Theresa May has insisted the UK is making the running in Brexit negotiations amid fresh criticism from Brussels.
The Prime Minister said her Government had been “coming forward with the ideas”, but key Brussels players including Michel Barnier and Guy Verhofstadt continued to express frustration about the UK’s approach.
The European Union’s chief Brexit negotiator Mr Barnier said the guidelines set by Brussels were designed for “serious and constructive negotiations” but there needed to be “clear UK positions on all issues”.
Mr Verhofstadt, the senior MEP leading Brexit work for the European Parliament, said there was “slow progress” in the talks and suggested it would be “very difficult” to move onto discussing the future trade relationships unless there were breakthroughs in the negotiations.
Brexit Secretary David Davis is due to return to Brussels on Thursday at the end of the latest round of talks with Mr Barnier’s task force.
Updating MEPs on the latest developments, Mr Verhofstadt said: “We need from both sides position papers on every issue before you can really start a negotiation. If only one party around the table is putting in a position paper and the other party is not responding then it is very difficult to start a negotiation.”
Mr Verhofstadt played down UK hopes that talks on trade could begin after an assessment in October of whether sufficient progress had been made on citizens’ rights, withdrawal arrangements and the financial settlement.
“If it goes very slow, as it is the case for the moment, it will be very difficult to say that there is sufficient progress when we are in October,” he said.

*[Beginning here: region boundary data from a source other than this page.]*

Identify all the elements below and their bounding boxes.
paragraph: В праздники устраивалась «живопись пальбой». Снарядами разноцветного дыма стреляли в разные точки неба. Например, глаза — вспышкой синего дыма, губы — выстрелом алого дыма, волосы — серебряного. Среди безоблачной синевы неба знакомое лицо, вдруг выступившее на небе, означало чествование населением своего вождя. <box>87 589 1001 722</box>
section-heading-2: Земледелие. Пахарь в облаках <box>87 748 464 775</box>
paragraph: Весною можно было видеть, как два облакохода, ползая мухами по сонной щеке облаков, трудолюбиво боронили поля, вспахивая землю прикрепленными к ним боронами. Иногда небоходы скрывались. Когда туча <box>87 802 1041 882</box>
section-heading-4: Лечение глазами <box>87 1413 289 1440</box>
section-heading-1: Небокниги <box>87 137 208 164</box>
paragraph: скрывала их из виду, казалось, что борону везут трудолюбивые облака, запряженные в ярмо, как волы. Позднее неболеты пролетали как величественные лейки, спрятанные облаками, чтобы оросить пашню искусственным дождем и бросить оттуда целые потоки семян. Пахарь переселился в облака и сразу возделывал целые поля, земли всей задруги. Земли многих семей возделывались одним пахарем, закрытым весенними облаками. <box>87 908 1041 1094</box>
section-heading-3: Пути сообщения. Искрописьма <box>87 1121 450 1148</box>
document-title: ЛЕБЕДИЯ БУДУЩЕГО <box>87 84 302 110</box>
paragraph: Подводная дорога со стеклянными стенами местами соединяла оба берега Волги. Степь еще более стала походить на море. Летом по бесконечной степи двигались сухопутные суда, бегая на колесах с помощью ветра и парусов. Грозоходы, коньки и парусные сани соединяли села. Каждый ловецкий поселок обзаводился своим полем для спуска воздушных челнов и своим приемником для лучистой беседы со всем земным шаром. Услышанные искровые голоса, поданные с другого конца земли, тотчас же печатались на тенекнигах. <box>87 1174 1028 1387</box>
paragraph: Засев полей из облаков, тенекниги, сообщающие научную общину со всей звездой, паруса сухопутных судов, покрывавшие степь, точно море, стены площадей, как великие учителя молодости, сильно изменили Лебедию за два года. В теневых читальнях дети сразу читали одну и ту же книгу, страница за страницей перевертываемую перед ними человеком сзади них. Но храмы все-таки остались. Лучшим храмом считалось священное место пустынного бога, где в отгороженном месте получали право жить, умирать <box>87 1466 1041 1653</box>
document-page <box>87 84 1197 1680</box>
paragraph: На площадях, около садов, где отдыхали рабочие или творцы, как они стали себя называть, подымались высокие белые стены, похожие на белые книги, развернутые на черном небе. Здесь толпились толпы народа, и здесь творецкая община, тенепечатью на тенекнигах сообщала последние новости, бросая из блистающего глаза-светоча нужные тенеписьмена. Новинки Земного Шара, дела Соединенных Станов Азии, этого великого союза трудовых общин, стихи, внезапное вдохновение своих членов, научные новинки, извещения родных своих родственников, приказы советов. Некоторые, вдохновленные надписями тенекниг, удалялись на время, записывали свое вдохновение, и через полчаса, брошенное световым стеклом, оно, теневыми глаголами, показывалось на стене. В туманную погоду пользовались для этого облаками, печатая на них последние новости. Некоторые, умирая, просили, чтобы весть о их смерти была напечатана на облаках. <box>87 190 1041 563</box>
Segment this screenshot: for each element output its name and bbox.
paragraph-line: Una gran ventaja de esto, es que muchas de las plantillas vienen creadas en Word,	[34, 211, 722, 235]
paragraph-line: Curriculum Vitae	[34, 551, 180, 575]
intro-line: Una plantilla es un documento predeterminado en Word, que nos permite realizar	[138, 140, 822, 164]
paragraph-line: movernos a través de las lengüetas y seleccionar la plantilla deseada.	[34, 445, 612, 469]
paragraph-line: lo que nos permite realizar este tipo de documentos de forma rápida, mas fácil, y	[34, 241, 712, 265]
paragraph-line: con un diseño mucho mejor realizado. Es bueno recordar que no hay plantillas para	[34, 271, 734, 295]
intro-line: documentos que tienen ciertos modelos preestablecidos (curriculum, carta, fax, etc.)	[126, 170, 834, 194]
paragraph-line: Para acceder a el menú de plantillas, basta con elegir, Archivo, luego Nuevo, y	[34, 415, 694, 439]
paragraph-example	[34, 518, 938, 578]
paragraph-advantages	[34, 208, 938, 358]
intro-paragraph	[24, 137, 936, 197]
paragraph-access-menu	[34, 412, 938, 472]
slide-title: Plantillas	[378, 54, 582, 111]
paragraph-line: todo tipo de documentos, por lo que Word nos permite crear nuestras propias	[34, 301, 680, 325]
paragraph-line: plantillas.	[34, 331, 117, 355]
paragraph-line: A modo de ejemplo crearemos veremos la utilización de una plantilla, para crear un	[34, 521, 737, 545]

Speaking in Japan at the start of a mission aimed at forging post-Brexit trade links, Mrs May defended the work done by the UK.

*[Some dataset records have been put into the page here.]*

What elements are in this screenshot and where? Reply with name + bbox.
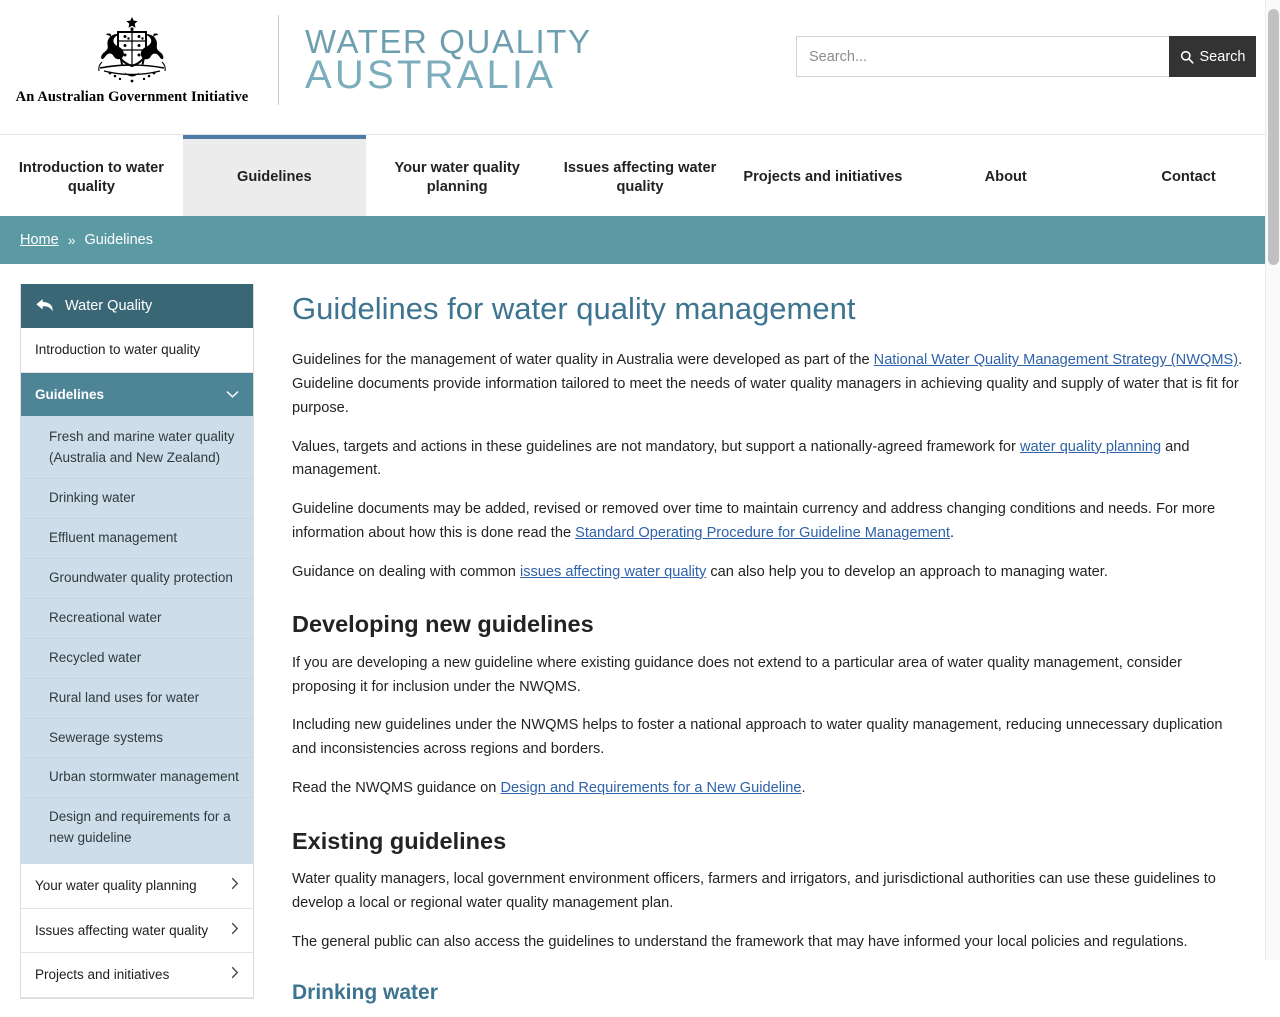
intro-p2-text-a: Values, targets and actions in these guidelines are not mandatory, but support a nationally-agreed framework for — [292, 438, 1020, 455]
breadcrumb — [0, 216, 1280, 264]
sidebar-subitem-groundwater-quality-protection[interactable]: Groundwater quality protection — [21, 559, 253, 599]
brand-divider — [278, 15, 279, 105]
nav-item-projects-and-initiatives[interactable]: Projects and initiatives — [731, 135, 914, 216]
australian-coat-of-arms-icon — [80, 14, 184, 88]
existing-paragraph-2: The general public can also access the guidelines to understand the framework that may have informed your local policies and regulations. — [292, 933, 1188, 950]
search-button-label: Search — [1199, 48, 1246, 65]
sidebar-header-label: Water Quality — [65, 298, 153, 314]
site-search — [796, 36, 1256, 77]
intro-p1-text-a: Guidelines for the management of water quality in Australia were developed as part of the — [292, 352, 874, 369]
chevron-right-icon — [231, 921, 239, 941]
link-nwqms[interactable]: National Water Quality Management Strategy (NWQMS) — [873, 352, 1239, 369]
intro-p2-text-b: and management. — [292, 438, 1190, 479]
site-header — [0, 0, 1280, 134]
chevron-down-icon — [226, 385, 239, 405]
nav-item-issues-affecting-water-quality[interactable]: Issues affecting water quality — [549, 135, 732, 216]
search-icon — [1180, 50, 1194, 64]
developing-p3-text-a: Read the NWQMS guidance on — [292, 779, 501, 796]
sidebar-subitem-design-and-requirements-for-a-new-guideline[interactable]: Design and requirements for a new guideline — [49, 809, 231, 846]
existing-paragraph-1: Water quality managers, local government environment officers, farmers and irrigators, and jurisdictional authorities can use these guidelines to develop a local or regional water quality management plan. — [292, 871, 1216, 911]
chevron-right-icon — [231, 876, 239, 896]
sidebar-subitem-rural-land-uses-for-water[interactable]: Rural land uses for water — [21, 679, 253, 719]
developing-paragraph-2: Including new guidelines under the NWQMS helps to foster a national approach to water quality management, reducing unnecessary duplication and inconsistencies across regions and borders. — [292, 717, 1223, 758]
page-title: Guidelines for water quality management — [292, 291, 856, 326]
intro-p3-text-a: Guideline documents may be added, revised or removed over time to maintain currency and address changing conditions and needs. For more information about how this is done read the — [292, 501, 1216, 541]
sidebar-item-your-water-quality-planning[interactable] — [21, 864, 253, 909]
sidebar-subitem-sewerage-systems[interactable]: Sewerage systems — [21, 719, 253, 759]
developing-paragraph-1: If you are developing a new guideline where existing guidance does not extend to a particular area of water quality management, consider proposing it for inclusion under the NWQMS. — [292, 654, 1182, 695]
sidebar-item-issues-affecting-water-quality[interactable] — [21, 909, 253, 954]
page-body — [0, 264, 1280, 1017]
intro-p4-text-b: can also help you to develop an approach to managing water. — [706, 563, 1108, 580]
sidebar-item-guidelines[interactable] — [21, 373, 253, 417]
sidebar-subitem-recreational-water[interactable]: Recreational water — [21, 599, 253, 639]
sidebar-item-projects-and-initiatives[interactable] — [21, 953, 253, 998]
intro-p3-text-b: . — [949, 524, 955, 541]
nav-item-introduction-to-water-quality[interactable]: Introduction to water quality — [0, 135, 183, 216]
sidebar-navigation — [20, 284, 254, 999]
sidebar-item-label: Introduction to water quality — [35, 342, 201, 357]
search-input[interactable] — [796, 36, 1169, 77]
intro-paragraph-4 — [292, 561, 1244, 585]
subsection-heading-drinking-water: Drinking water — [292, 981, 438, 1005]
intro-p1-text-b: . Guideline documents provide information tailored to meet the needs of water quality managers in achieving quality and supply of water that is fit for purpose. — [292, 352, 1243, 416]
sidebar-subitem-recycled-water[interactable]: Recycled water — [21, 639, 253, 679]
sidebar-header-water-quality[interactable] — [21, 284, 253, 328]
sidebar-submenu-guidelines — [21, 416, 253, 864]
link-issues-affecting-water-quality[interactable]: issues affecting water quality — [519, 563, 707, 580]
australian-government-logo[interactable] — [12, 14, 252, 106]
sidebar-subitem-urban-stormwater-management[interactable]: Urban stormwater management — [21, 758, 253, 798]
sidebar-item-introduction-to-water-quality[interactable] — [21, 328, 253, 373]
developing-p3-text-b: . — [801, 779, 806, 796]
sidebar-subitem-drinking-water[interactable]: Drinking water — [21, 479, 253, 519]
sidebar-subitem-effluent-management[interactable]: Effluent management — [21, 519, 253, 559]
intro-paragraph-3 — [292, 498, 1244, 546]
link-water-quality-planning[interactable]: water quality planning — [1019, 438, 1162, 455]
back-arrow-icon — [35, 298, 55, 314]
nav-item-your-water-quality-planning[interactable]: Your water quality planning — [366, 135, 549, 216]
nav-item-about[interactable]: About — [914, 135, 1097, 216]
main-content — [254, 284, 1280, 1017]
sidebar-item-label: Guidelines — [35, 386, 105, 402]
section-heading-existing-guidelines: Existing guidelines — [292, 827, 507, 854]
section-heading-developing-new-guidelines: Developing new guidelines — [292, 611, 594, 638]
sidebar-subitem-fresh-and-marine-water-quality[interactable]: Fresh and marine water quality (Australia and New Zealand) — [21, 418, 253, 479]
intro-p4-text-a: Guidance on dealing with common — [292, 563, 520, 580]
chevron-right-icon — [231, 965, 239, 985]
sidebar-item-label: Projects and initiatives — [35, 967, 170, 983]
breadcrumb-current: Guidelines — [84, 232, 153, 248]
nav-item-contact[interactable]: Contact — [1097, 135, 1280, 216]
brand-lockup[interactable] — [12, 8, 592, 112]
main-navigation — [0, 134, 1280, 216]
scrollbar-thumb[interactable] — [1268, 9, 1279, 265]
logo-line-2: AUSTRALIA — [305, 52, 557, 97]
link-design-and-requirements-for-a-new-guideline[interactable]: Design and Requirements for a New Guideline — [500, 779, 802, 796]
breadcrumb-home-link[interactable]: Home — [20, 232, 59, 248]
page-scrollbar[interactable] — [1265, 0, 1280, 960]
breadcrumb-separator-icon: » — [67, 232, 76, 248]
intro-paragraph-2 — [292, 436, 1244, 484]
sidebar-item-label: Issues affecting water quality — [35, 922, 209, 938]
logo-line-1: WATER QUALITY — [305, 22, 592, 60]
water-quality-australia-logo[interactable] — [305, 22, 592, 97]
nav-item-guidelines[interactable]: Guidelines — [183, 135, 366, 216]
link-standard-operating-procedure[interactable]: Standard Operating Procedure for Guideline Management — [575, 524, 950, 541]
intro-paragraph-1 — [292, 349, 1244, 420]
crest-caption: An Australian Government Initiative — [15, 89, 249, 105]
sidebar-item-label: Your water quality planning — [35, 878, 197, 894]
search-button[interactable] — [1169, 36, 1256, 77]
developing-paragraph-3 — [292, 777, 1244, 801]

She told the BBC: “We have been publishing a series of papers over the summer, there will be more papers to come, where we are setting out the key issues that both sides need to address, the options that we have, the ideas we have, of how to deal with those.
“It’s the United Kingdom that has been coming forward with the ideas and with the clarity about the future.”

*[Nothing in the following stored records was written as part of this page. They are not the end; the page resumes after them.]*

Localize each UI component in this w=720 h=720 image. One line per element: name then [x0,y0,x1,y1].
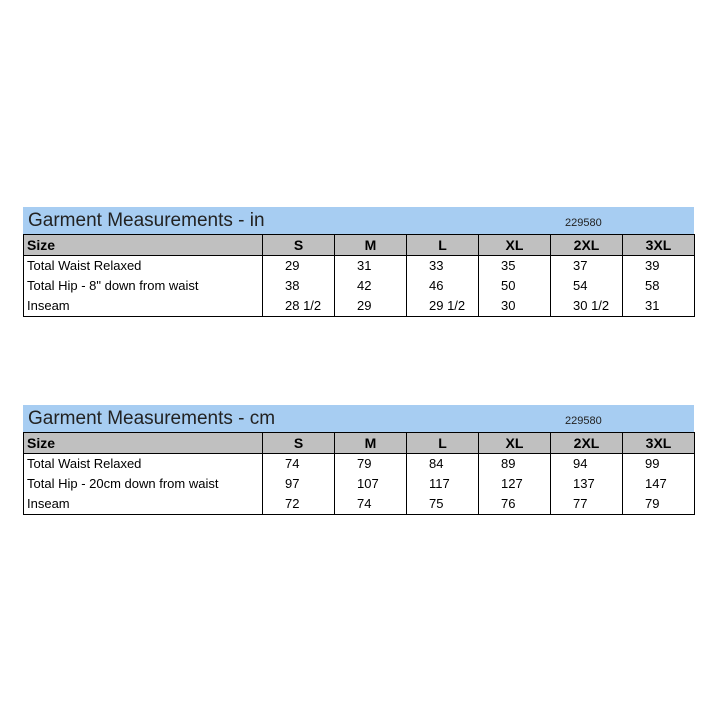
cell-s: 72 [263,494,335,515]
cell-3xl: 31 [623,296,695,317]
cell-m: 42 [335,276,407,296]
row-label: Total Hip - 8" down from waist [24,276,263,296]
header-row [24,235,695,256]
product-code: 229580 [565,415,602,427]
cell-xl: 89 [479,454,551,475]
table-row [24,296,695,317]
row-label: Total Waist Relaxed [24,256,263,277]
cell-s: 29 [263,256,335,277]
cell-xl: 76 [479,494,551,515]
header-row [24,433,695,454]
cell-3xl: 147 [623,474,695,494]
header-3xl: 3XL [623,235,695,256]
table-row [24,454,695,475]
cell-m: 79 [335,454,407,475]
chart-title-bar [23,405,694,432]
header-xl: XL [479,235,551,256]
cell-s: 28 1/2 [263,296,335,317]
header-s: S [263,433,335,454]
cell-m: 29 [335,296,407,317]
row-label: Total Hip - 20cm down from waist [24,474,263,494]
header-size: Size [24,433,263,454]
row-label: Inseam [24,494,263,515]
cell-m: 107 [335,474,407,494]
cell-2xl: 94 [551,454,623,475]
table-row [24,276,695,296]
header-l: L [407,433,479,454]
cell-xl: 35 [479,256,551,277]
table-row [24,494,695,515]
cell-s: 38 [263,276,335,296]
cell-2xl: 30 1/2 [551,296,623,317]
chart-title: Garment Measurements - cm [28,408,276,429]
cell-l: 75 [407,494,479,515]
cell-l: 84 [407,454,479,475]
cell-2xl: 77 [551,494,623,515]
table-row [24,474,695,494]
header-3xl: 3XL [623,433,695,454]
chart-title: Garment Measurements - in [28,210,265,231]
cell-s: 74 [263,454,335,475]
cell-m: 31 [335,256,407,277]
size-chart-inches [23,207,694,317]
size-chart-centimeters [23,405,694,515]
measurements-table [23,432,695,515]
cell-xl: 127 [479,474,551,494]
cell-m: 74 [335,494,407,515]
cell-3xl: 58 [623,276,695,296]
row-label: Total Waist Relaxed [24,454,263,475]
header-2xl: 2XL [551,433,623,454]
header-xl: XL [479,433,551,454]
row-label: Inseam [24,296,263,317]
header-size: Size [24,235,263,256]
cell-l: 33 [407,256,479,277]
cell-l: 46 [407,276,479,296]
cell-2xl: 54 [551,276,623,296]
header-s: S [263,235,335,256]
header-m: M [335,235,407,256]
cell-xl: 30 [479,296,551,317]
cell-l: 29 1/2 [407,296,479,317]
header-2xl: 2XL [551,235,623,256]
cell-2xl: 137 [551,474,623,494]
header-l: L [407,235,479,256]
cell-3xl: 39 [623,256,695,277]
cell-3xl: 79 [623,494,695,515]
measurements-table [23,234,695,317]
cell-s: 97 [263,474,335,494]
table-row [24,256,695,277]
cell-l: 117 [407,474,479,494]
cell-2xl: 37 [551,256,623,277]
chart-title-bar [23,207,694,234]
header-m: M [335,433,407,454]
cell-xl: 50 [479,276,551,296]
product-code: 229580 [565,217,602,229]
cell-3xl: 99 [623,454,695,475]
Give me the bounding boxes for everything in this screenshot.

And she said she was still prepared to walk away from talks without a deal.
Asked if she still believed no deal is better than a bad deal, she said: “Yes, I think that is right. But if you talk about the point at which we leave the European Union, we want to ensure that at that point we do have a deal and that we have a deal that is the right deal for the UK.”
But Mr Verhofstadt claimed that a “no deal scenario” was “not an option anymore”.
“At a certain moment, everybody was talking about – also in Britain – ‘no deal is better than a bad deal’. All this is no longer in the air for the moment.”
Former Tory leader Lord Hague told BBC 5 Live that the election result “weakened the British government’s negotiating position” and Brexit may now be “softer than it might have been”.
“So Britain will get a worse deal as a result of the election. I think there is no question about that.
“And of course we can’t blame the voters for how they vote. The voters have voted to leave the EU, and then not to have a government in a strong position to negotiate the exit.”